Month-over-month retail sales for March topped economist expectations at 0.7%, with February figures revised higher to 0.9% (they previously sat at 0.6%). This means retail spending has averaged 2.8% annually over the past three months – a sharp trend change as shown in the chart below.
This spending news has important implications for economic growth and inflation alike. If consumers continue to spend money – it can help support economic growth. However, if they spend too much – prices might go up putting more upward pressure on inflation.
With prices going up faster than expected and GDP growth blowing past expectations for six quarters in a row, we would expect this hot consumer spending data to put even more upward pressure on interest rates.
Annualized Month-Over-Month Inflation and Retail Sales
Source: Bloomberg, calculations by Horizon Investments, as of 4/15/2024.
What’s behind the recent rise in rates is relevant to investors as well.
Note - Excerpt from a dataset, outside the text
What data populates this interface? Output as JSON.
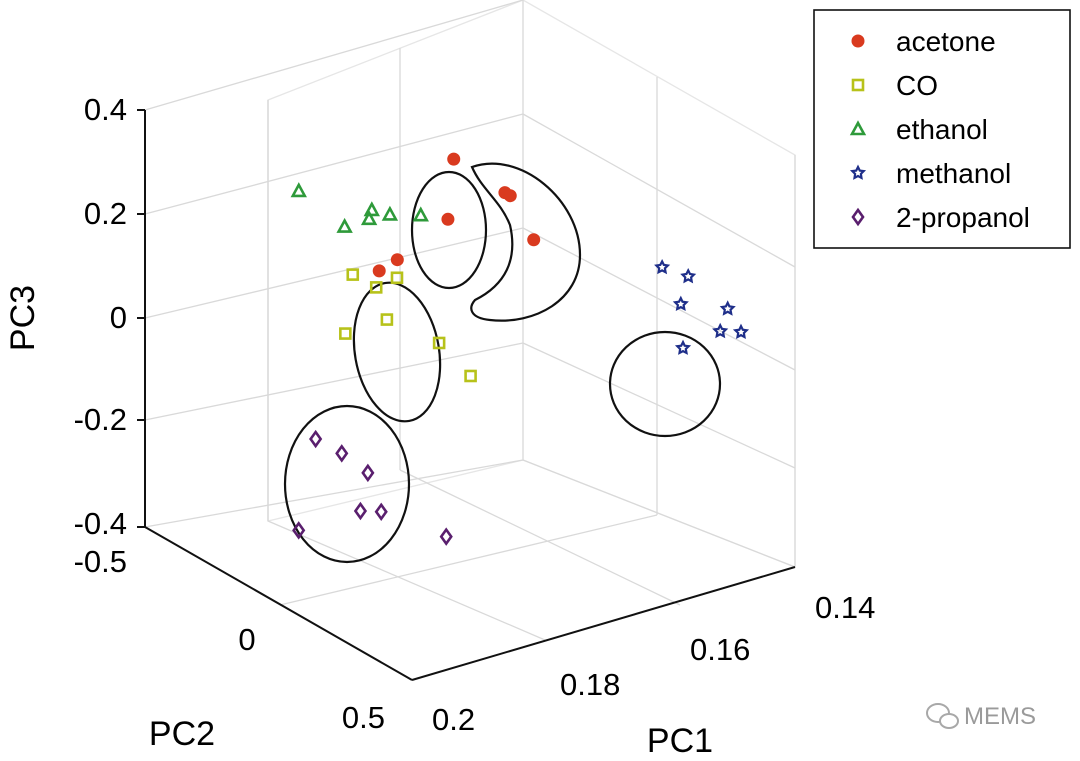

Higher rates due to faster economic growth can support equity markets through earnings growth – and we believe this year’s rise in broad equity markets seems well supported through that lens. However, under the hood, rates have mattered for asset allocation decisions recently within equities as large-cap and growth allocations have meaningfully outpaced more rate-sensitive value and small-cap exposures.
As we head into the bulk of earnings season, we expect this split between outperformers and underperformers to grow as investors reprice stocks after the rise in earnings expectations. If the market’s heightened sensitivity to this data continues, we believe an actively managed allocation strategy may seize opportunities a passive, index-based approach might overlook.